There is no such thing as a new idea

The piece New Creation by Filipe Pereira and Teresa Silva asked a series of meta-theatrical questions by beaming them onto white screens manipulated by the performers. “We’re videoing ourselves, does that mean we’re capturing the present? Is it a dead present, or a living archive?”

These questions may seem peculiar to the piece in question, but the concept of a living archive was in fact something that preoccupied my mind for the duration of Spring Forward 2019. While the title ‘contemporary dance’ by nature seeks to be modern and original, one cannot deny that the medium’s history influences the way we see dance, and in fact create it, in the 21st Century.

Mark Twain said: “There is no such thing as a new idea. It is impossible. We simply take a lot of old ideas and put them into a sort of mental kaleidoscope. We give them a turn and they make new and curious combinations.” With this in mind, it is my opinion that some of the most intriguing contemporary dance pieces are not those that endeavour to be purely original, but those that reference the past, and make us see it in a new light.

Some pieces at Spring Forward were extremely overt in the “old ideas” they used to inspire them. Somiglianza by Mattia Russo and Antonio de Rosa, for instance, blatantly cited Nijinksy’s seminal L’apres-midi d’une faune as its starting point, yet aside from some shimmering aqua costumes, it did little to reinterpret the original story and heteronormative relationships for a modern audience.

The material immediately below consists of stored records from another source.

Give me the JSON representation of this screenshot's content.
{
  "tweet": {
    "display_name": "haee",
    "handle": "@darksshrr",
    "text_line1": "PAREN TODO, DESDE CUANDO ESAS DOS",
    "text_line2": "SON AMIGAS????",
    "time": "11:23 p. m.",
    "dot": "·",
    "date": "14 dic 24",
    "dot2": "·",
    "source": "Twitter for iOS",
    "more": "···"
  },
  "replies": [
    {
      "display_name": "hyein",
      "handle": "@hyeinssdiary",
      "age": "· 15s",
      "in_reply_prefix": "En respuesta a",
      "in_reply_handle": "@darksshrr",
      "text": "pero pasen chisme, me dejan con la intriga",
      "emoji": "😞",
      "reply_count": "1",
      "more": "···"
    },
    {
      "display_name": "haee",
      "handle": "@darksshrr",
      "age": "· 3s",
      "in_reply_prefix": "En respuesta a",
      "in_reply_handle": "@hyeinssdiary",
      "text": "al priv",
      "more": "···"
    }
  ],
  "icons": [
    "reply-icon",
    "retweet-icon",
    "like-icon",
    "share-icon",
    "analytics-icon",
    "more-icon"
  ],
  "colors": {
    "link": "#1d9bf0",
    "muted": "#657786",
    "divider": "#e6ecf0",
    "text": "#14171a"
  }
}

On the other hand, Ginevra Panzetti and Enrico Ticconi’s Harleking was a prime example of how one can blend together historical references to create new meaning. Articulating their bodies into humorous, cheeky poses from Commedia Dell’Arte before getting stuck in a repetitive cycle of Nazi salutes, the two performers seamlessly mixed together the comedic world of Italian 16th century theatre with that of early 20th century fascism. This created a political comment that seemingly warned the audience about underestimating ‘fools’, which felt entirely relevant to contemporary worries about Trump and the spread of right-wing thinking across the Western world.

Once I started thinking in this mindset, I couldn’t stop myself looking for links to the past in every work I saw – even if it wasn’t intentional. Heads rested on top of each other in Speechless instantly made me think of Bronislava Nijinska’s tower of female craniums in Les Noces, and the picked-up jumps with curved arm gestures in Jumpcore casted my mind back to Martha Graham’s Celebration. At first, I poetically contemplated whether these references were visible because the dancer’s bodies themselves were living archives and innately held the memories of artists and movements that had come before them. Later, I realised that the connections I was making between the past and present were very much dependant on my personal memories and cultural background, and that other audience members with alternative perspectives were probably making different associations.

Perhaps instead of the performers themselves being the “mental kaleidoscopes” that Twain described, it is the audience that brings its own memories to contemporary dance to make new “curious combinations” of past and present?